Only in Austria (for women), Costa Rica, Hungary, Republic of Türkiye and the United Kingdom do DB schemes currently not include an early-retirement option. Basic pensions and targeted schemes often exclude such a possibility as well. Exceptions are found where the public pension consists of both a basic and a DB component, like in the Czech Republic and Japan.

For comparison across countries, it is assumed that all pension pots within DC schemes are annuitised, even if this is not the case in practice. Then there is an automatic actuarial adjustment to the remaining life expectancy at the point of initial claim.

In many OECD countries, different normal retirement ages apply to different components of the overall retirement-income package. In particular, in those countries where targeted schemes have a higher eligibility age than the earnings-related scheme, the age of pension benefit withdrawal may in practice differ across earnings levels – individuals with high earnings-related pensions might afford to retire before having access to first-tier components. Pension schemes in 4 Asian economies still specify normal retirement ages by gender setting a lower age for women than for men.

The OECD defines the normal retirement age in a given country as the age of eligibility of all schemes combined without penalty, based on a full career after labour market entry at age 22. However, at retirement not all of the different components actually apply. For example, men and women in Malaysia, are eligible for the defined contribution component at age 55 but they are not eligible to the targeted pension before age 60. As they would be ineligible for the targeted scheme at age 60 with a full career their normal retirement age is therefore age 55 in 2020 (Figure 1.4).

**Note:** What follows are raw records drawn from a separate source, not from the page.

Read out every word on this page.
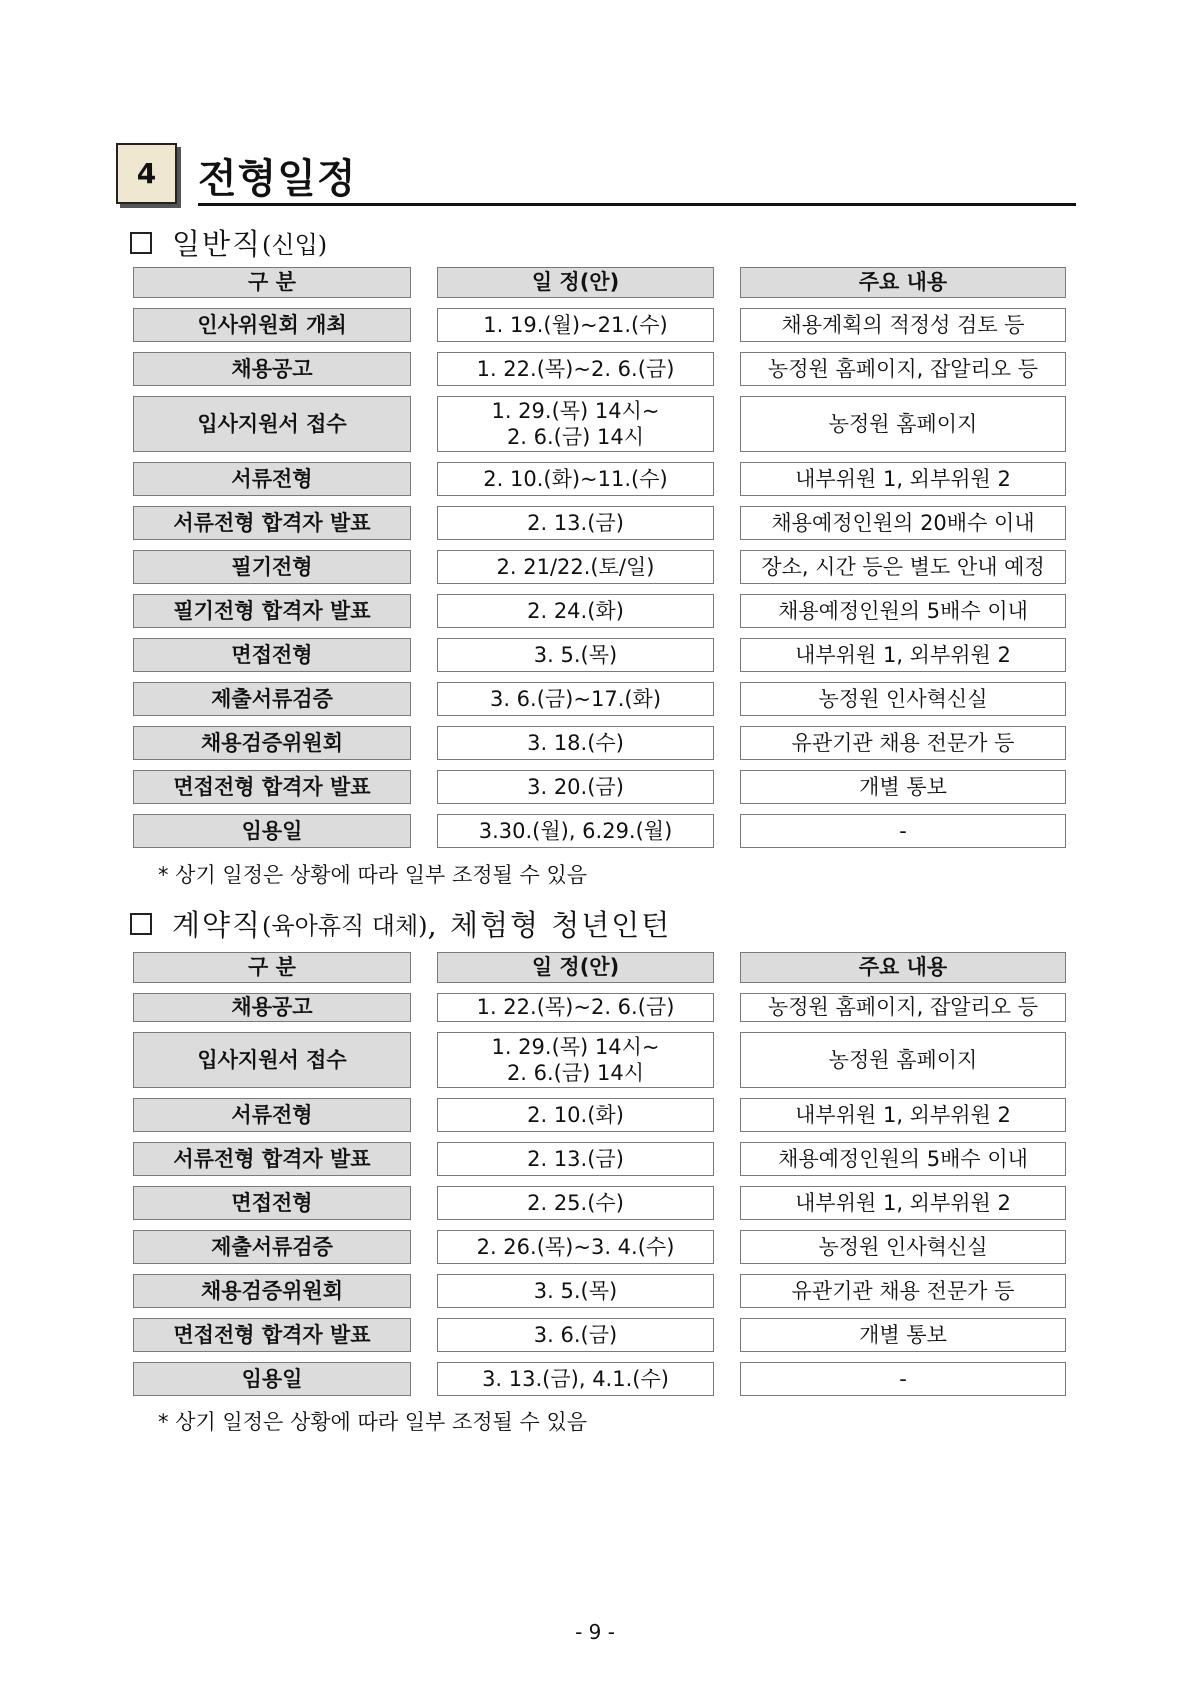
4	전형일정
일반직 (신입)
구 분		일 정(안)		주요 내용

인사위원회 개최		1. 19.(월)~21.(수)		채용계획의 적정성 검토 등

채용공고		1. 22.(목)~2. 6.(금)		농정원 홈페이지, 잡알리오 등

입사지원서 접수		1. 29.(목) 14시~
2. 6.(금) 14시		농정원 홈페이지

서류전형		2. 10.(화)~11.(수)		내부위원 1, 외부위원 2

서류전형 합격자 발표		2. 13.(금)		채용예정인원의 20배수 이내

필기전형		2. 21/22.(토/일)		장소, 시간 등은 별도 안내 예정

필기전형 합격자 발표		2. 24.(화)		채용예정인원의 5배수 이내

면접전형		3. 5.(목)		내부위원 1, 외부위원 2

제출서류검증		3. 6.(금)~17.(화)		농정원 인사혁신실

채용검증위원회		3. 18.(수)		유관기관 채용 전문가 등

면접전형 합격자 발표		3. 20.(금)		개별 통보

임용일		3.30.(월), 6.29.(월)		-
* 상기 일정은 상황에 따라 일부 조정될 수 있음
계약직 (육아휴직 대체) , 체험형 청년인턴
구 분		일 정(안)		주요 내용

채용공고		1. 22.(목)~2. 6.(금)		농정원 홈페이지, 잡알리오 등

입사지원서 접수		1. 29.(목) 14시~
2. 6.(금) 14시		농정원 홈페이지

서류전형		2. 10.(화)		내부위원 1, 외부위원 2

서류전형 합격자 발표		2. 13.(금)		채용예정인원의 5배수 이내

면접전형		2. 25.(수)		내부위원 1, 외부위원 2

제출서류검증		2. 26.(목)~3. 4.(수)		농정원 인사혁신실

채용검증위원회		3. 5.(목)		유관기관 채용 전문가 등

면접전형 합격자 발표		3. 6.(금)		개별 통보

임용일		3. 13.(금), 4.1.(수)		-
* 상기 일정은 상황에 따라 일부 조정될 수 있음
- 9 -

In 2020, the OECD average normal retirement age was equal to 64.2 years for men and 63.4 years for women. For the Asian economies it was much lower at 59.5 years for men and 57.7 years for women. It ranges from a low of 50 for women in Sri Lanka and 55 for men in Malaysia, Thailand and Sri Lanka to 65 in Hong Kong (China), the Philippines and Singapore for both men and women. The largest gender difference of 5 years are in China, Pakistan, Sri Lanka and Viet Nam (Figure 1.4).